Xiu Xiu – Dear God, I Hate Myself

Xiu Xiu have traditionally been seen as niche enough for trendsetters to not feel any particular duty to enthuse about them; something which has allowed them to drift from one politely-received album to the next without much fuss. The critical emphasis has always lain primarily on respect for what the band are trying to achieve, rather than on overwhelming praise for the end result. This may be because the music itself sounds like a by-product. The patchwork nature of songs such as ‘I Luv The Valley Oh!’ certainly give this impression, as the band usually flit between ideas with little concession to continuity. Superficially at least, the same aural archetype would seem to be in place on Dear God… Their same basic sonic texture is indeed present. Most songs still consist of Jamie Stewart’s transvestite Kate Bush falsetto coupled with atonal strings and guitar, sometimes complimented by a sporadically farting saxophone.

However, this time round these elements are not employed wholly for the purposes of wilful obstruction. While this stands as a relief, it also signals a worrying trend. As here we find Xiu Xiu, if not courting, then certainly flashing the mainstream; in doing so they risk tempering that which distinguishes them from, say, a band like Cobra Starship, to whom they bear a cloying resemblance during the synth-heavy middle eight section in lead single ‘Gray Death’. The promotion of Jamie Stewart’s vocals intermittently provides a listening experience as abrasive as their normal understanding of the concept of melody.

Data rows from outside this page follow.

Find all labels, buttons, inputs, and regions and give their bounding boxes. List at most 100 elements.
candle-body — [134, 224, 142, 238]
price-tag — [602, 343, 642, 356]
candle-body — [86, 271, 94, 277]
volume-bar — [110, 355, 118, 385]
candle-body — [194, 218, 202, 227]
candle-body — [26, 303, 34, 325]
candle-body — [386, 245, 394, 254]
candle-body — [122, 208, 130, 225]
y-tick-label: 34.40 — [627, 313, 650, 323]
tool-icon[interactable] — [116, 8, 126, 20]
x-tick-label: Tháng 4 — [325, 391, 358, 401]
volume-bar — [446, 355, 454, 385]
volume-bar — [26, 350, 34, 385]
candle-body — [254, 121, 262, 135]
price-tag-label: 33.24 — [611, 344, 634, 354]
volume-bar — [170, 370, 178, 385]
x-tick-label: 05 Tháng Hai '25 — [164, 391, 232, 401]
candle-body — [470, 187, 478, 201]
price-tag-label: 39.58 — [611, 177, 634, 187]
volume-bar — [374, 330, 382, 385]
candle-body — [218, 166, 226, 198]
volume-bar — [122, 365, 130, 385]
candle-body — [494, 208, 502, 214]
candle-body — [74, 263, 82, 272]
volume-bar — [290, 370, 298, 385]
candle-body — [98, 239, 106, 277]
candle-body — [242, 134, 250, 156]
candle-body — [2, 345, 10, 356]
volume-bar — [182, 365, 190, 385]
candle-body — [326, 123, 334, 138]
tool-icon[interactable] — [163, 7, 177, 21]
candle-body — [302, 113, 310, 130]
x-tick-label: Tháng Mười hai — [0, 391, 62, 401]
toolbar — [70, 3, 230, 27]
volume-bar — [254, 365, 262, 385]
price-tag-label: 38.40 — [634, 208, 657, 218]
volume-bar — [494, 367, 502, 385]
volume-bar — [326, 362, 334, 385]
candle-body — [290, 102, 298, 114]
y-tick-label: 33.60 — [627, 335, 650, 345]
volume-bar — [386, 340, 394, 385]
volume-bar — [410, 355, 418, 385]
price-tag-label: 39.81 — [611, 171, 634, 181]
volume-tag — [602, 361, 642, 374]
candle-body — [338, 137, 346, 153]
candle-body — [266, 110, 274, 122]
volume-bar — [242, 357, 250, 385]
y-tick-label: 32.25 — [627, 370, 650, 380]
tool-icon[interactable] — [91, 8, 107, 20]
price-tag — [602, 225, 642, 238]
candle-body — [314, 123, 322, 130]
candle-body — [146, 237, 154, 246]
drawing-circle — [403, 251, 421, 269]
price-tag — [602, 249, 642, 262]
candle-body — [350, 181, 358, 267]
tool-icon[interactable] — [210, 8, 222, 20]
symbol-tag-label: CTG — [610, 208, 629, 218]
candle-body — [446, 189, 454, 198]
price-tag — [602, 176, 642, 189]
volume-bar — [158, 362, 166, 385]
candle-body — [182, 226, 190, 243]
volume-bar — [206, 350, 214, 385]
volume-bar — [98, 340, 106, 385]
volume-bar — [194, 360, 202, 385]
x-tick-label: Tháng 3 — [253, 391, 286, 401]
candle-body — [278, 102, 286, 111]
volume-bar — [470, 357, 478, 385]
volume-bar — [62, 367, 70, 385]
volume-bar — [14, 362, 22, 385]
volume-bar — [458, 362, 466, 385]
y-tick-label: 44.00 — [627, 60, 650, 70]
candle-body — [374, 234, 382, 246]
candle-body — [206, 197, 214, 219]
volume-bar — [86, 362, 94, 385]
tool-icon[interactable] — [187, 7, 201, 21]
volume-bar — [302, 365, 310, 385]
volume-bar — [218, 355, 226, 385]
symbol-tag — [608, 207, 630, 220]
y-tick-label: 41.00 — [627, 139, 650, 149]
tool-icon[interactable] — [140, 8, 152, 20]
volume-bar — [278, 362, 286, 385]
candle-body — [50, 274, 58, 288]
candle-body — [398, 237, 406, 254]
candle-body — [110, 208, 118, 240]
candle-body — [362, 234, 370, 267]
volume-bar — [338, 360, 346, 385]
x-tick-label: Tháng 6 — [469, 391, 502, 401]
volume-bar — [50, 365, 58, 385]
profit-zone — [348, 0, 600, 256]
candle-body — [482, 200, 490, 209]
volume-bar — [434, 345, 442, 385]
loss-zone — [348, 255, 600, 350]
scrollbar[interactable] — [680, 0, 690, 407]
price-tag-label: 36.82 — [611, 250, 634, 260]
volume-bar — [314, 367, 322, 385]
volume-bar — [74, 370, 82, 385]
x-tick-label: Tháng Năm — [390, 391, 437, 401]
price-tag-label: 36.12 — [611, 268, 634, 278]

The title track itself shows how, in refusing to let its ostensibly ridiculous content be rendered ironic by Stewart’s over-earnest delivery, Xiu Xiu risk undermining the strides they have taken towards a more accomplished experimentalism. 

Disarmingly accessible as it may be, Dear God… nevertheless still works best as a showcase for the band’s innate ability to craft songs that seemingly exist as urgent distillations of various forms of anxiety, most demonstrably on ‘Chocolate Makes You Happy’, a song that is simultaneously insistently upbeat while it passive-aggressively drums its fingers on the table.